In conclusion, we report a rare case of SCA3 type Ⅳ. When diagnosing Parkinson's disease, especially with a family history, SCA3 type IV should be considered. The difference between the parkinsonian phenotype of SCA3 and Parkinson’s disease should be investigated, and its identification method should be determined. More studies are needed to explore the pathogenesis of the parkinsonian phenotype in type IV SCA3.
Acknowledgments
We thank the patient in this study.
Conflicts of interest
The authors have no relevant financial or non-financial interests to disclose.
Funding
No funds, grants, or other support was received.
Ethical approval
This study was approved by the Ethics Committee of Taizhou hospital, Zhejiang Province.
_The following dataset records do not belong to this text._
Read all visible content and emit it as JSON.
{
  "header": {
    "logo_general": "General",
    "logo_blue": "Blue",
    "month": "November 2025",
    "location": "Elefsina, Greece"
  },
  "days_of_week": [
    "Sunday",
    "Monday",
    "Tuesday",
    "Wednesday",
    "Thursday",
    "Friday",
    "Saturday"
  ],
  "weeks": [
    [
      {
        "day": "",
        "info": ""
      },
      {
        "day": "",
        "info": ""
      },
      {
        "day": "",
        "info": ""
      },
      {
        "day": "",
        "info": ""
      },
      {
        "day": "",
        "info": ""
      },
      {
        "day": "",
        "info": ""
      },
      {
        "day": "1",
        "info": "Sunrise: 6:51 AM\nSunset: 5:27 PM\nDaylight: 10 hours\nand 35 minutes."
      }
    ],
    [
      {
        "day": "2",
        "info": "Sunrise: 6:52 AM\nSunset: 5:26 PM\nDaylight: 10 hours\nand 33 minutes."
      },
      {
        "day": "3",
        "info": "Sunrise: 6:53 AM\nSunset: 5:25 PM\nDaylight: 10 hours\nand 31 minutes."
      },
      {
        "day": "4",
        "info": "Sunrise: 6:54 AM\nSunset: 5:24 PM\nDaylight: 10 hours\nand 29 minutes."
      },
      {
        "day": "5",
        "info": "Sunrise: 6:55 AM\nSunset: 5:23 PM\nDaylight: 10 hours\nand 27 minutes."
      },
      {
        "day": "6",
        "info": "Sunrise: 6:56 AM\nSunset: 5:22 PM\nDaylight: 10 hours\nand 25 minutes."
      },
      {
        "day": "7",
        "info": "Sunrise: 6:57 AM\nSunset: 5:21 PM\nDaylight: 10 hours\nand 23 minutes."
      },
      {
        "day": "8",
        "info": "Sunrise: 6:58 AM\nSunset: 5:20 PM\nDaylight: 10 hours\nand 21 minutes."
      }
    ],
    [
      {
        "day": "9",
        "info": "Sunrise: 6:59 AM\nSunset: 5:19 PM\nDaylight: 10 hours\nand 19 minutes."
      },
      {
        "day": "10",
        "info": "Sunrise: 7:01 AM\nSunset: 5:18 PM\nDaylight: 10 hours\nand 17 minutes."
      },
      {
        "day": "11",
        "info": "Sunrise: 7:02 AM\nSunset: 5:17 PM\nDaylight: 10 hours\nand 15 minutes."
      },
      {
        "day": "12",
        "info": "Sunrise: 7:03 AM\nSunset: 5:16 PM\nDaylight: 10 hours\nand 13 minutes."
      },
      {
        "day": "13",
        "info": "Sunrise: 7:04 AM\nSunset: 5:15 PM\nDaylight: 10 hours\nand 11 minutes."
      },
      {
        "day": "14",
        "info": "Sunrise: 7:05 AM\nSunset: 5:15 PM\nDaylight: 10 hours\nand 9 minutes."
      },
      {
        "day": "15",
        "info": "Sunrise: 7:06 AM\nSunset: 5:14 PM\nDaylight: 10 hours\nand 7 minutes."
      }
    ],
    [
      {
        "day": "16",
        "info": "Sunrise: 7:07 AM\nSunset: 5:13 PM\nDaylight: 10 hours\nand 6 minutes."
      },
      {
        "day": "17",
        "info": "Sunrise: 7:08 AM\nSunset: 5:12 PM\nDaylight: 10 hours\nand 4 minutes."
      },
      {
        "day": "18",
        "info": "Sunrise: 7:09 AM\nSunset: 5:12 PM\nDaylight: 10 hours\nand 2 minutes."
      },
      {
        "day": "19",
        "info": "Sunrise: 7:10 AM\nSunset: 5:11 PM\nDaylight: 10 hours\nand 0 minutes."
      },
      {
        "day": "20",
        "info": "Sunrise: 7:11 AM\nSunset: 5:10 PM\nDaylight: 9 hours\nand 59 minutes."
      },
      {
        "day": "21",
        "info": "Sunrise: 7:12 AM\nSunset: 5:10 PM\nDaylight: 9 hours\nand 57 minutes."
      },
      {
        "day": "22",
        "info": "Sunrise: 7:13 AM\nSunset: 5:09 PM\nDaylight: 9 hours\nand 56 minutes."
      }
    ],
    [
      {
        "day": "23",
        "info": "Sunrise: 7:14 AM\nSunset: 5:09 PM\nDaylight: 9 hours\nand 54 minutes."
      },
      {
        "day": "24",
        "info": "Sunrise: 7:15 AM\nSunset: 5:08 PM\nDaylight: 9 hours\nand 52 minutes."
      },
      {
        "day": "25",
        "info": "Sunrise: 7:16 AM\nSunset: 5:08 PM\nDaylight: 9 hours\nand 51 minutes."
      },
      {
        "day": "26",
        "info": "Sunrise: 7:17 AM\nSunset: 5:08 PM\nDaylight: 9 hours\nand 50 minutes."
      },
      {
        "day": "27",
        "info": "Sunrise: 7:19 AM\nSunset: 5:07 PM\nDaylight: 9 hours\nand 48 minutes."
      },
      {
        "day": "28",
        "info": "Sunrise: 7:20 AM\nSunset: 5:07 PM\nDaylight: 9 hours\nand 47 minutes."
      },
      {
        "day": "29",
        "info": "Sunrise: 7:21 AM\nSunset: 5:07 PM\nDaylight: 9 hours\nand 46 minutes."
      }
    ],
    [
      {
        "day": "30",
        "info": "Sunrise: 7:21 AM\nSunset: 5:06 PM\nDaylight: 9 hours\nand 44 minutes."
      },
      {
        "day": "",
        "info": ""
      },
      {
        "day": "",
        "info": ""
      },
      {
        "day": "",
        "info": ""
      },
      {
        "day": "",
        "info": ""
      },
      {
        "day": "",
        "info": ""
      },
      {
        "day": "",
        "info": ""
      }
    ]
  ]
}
Consent to participate and consent to publish
Informed consent was obtained from the patient in the study.
This patient signed informed consent regarding publishing their data and photographs.
Data availability
Data is availability from the authors.
Author contributions
Ting Ling Wang collected the clinical data,performed the literature search and data analysis, and drafted the initial manuscript. Gang Wu and Su Zhi Liu revised the article critically. All authors contributed to the intellectual content of this manuscript and approved the final manuscript as submitted.